Breach of the Duty of Care
The next thing to prove is that the duty of care was breached. In a car accident, you’ll need to show that the other driver failed to follow the rules of the road, was driving impaired or distracted, or perhaps that they failed to keep their vehicle in good working condition.
In a medical malpractice suit, you would need to show that the doctor or healthcare facility failed to provide the type of care that a reasonable medical provider would have under the same circumstances. In a premises liability suit, you will need to show that the property owner was aware of a hazard and had time to either fix it or warn visitors but failed to do so.

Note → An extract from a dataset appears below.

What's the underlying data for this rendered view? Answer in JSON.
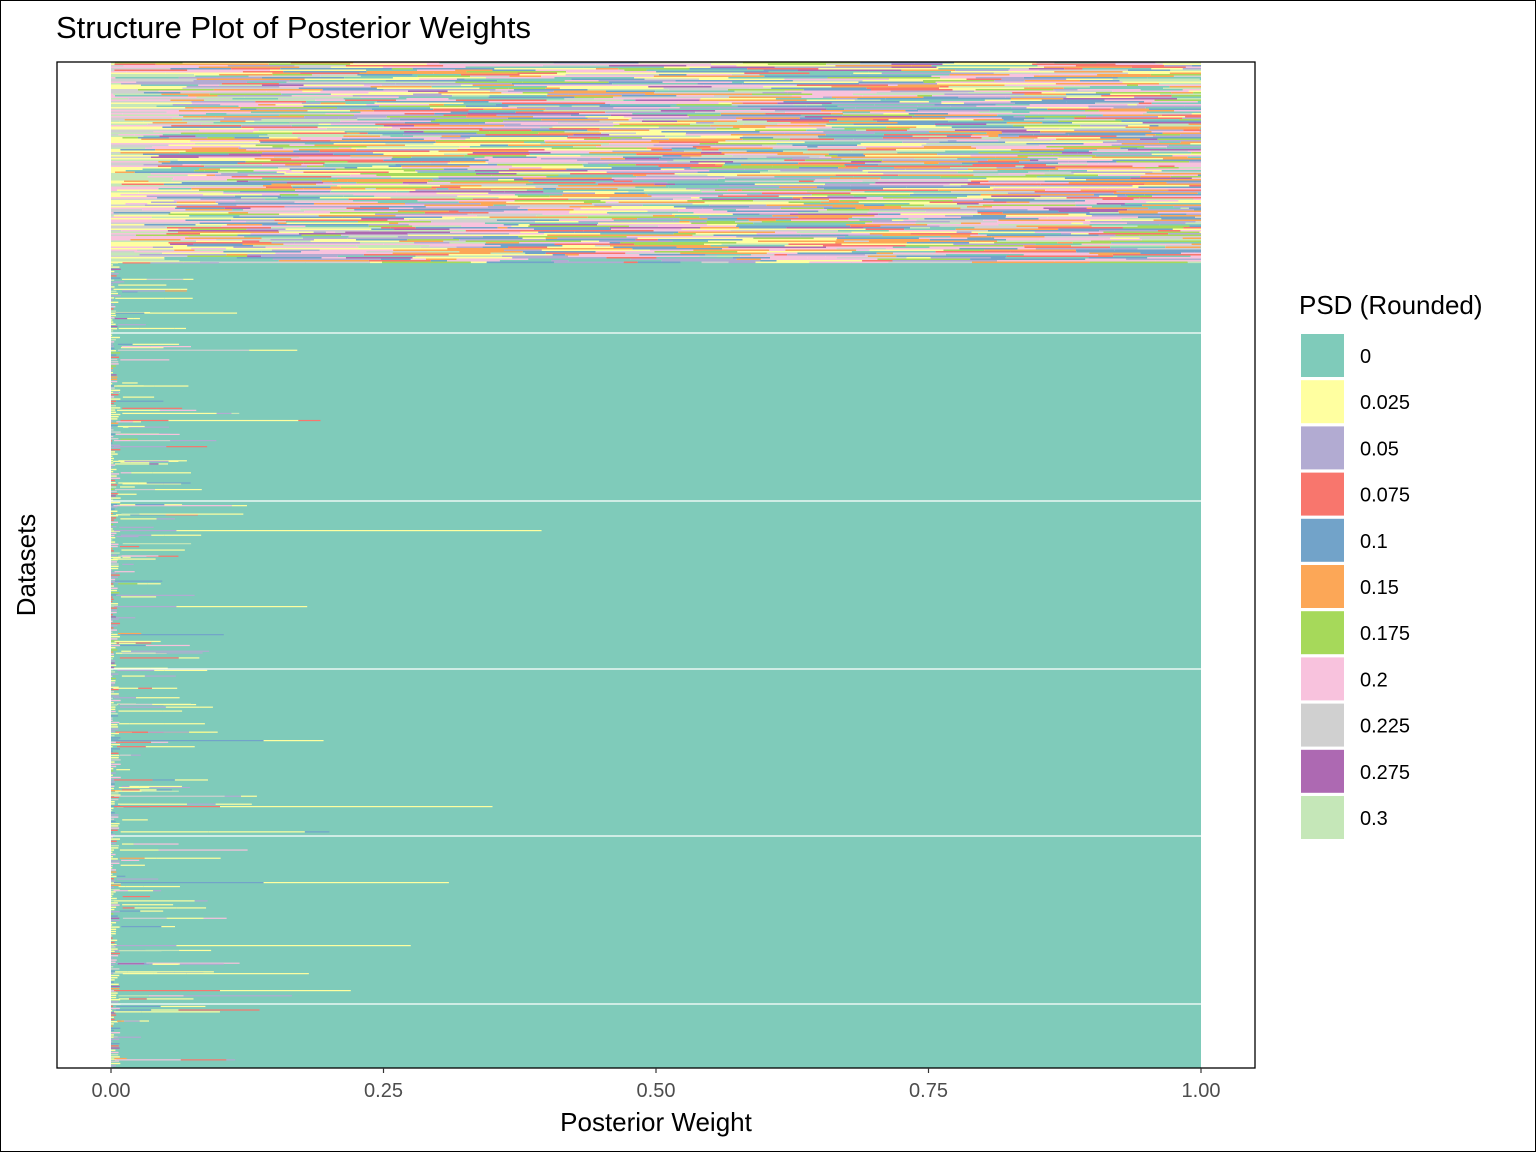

Evidence to Breach of the Prove Duty of Care
Proving a breach in the duty of care is trickier than proving duty of care in the first place. For example, in a medical malpractice claim, you might have to show that another doctor under the same circumstances would have provided different treatment or a different diagnosis. This will usually require having your lawyer contact expert medical witnesses who can review your medical records and show why your treatment did not meet medical standards.
In a car accident, video or witness evidence may show the other driver running a red light or speeding. In a premises liability case, your lawyer may need to subpoena store security footage to show when a hazard appeared on the premises and how long it was left there undealt with. Witness testimony can also be useful in all these situations.
Causation
The next element to prove is that the liable party’s breach of the duty of care is specifically what caused the accident. It is actually not enough to prove that someone breached their duty of care towards you. That breach has to actually cause the accident in which you were harmed.
Evidence to Prove Causation
To prove causation, you will need a wide variety of evidence. Video and photographic evidence can show what happened in an accident or what went on in a surgical ward. In a medical malpractice case, you may need the testimony of a medical expert witness to show precisely how a wrong diagnosis or some type of inappropriate treatment caused you an injury. Witness testimony is very often important in all these cases, and it’s often necessary to bring in expert witnesses who can use the evidence to explain what happened.
Damages
Finally, you have to be able to prove that the accident caused by another person’s negligence caused you verifiable damages. If, for example, you were misdiagnosed by a doctor, but that misdiagnosis was caught early and there were no actual consequences to your health, you would not have a case.
Evidence to Prove Damages
Your medical records, receipts for the repair of damaged property, testimony from workmates or friends who can testify to how your life has changed since the accident, pay stubs and tax receipts that show loss of income, and possibly the records from mental health treatment you’ve undergone can all be used to show how you have suffered physically, financially, and emotionally because of an accident.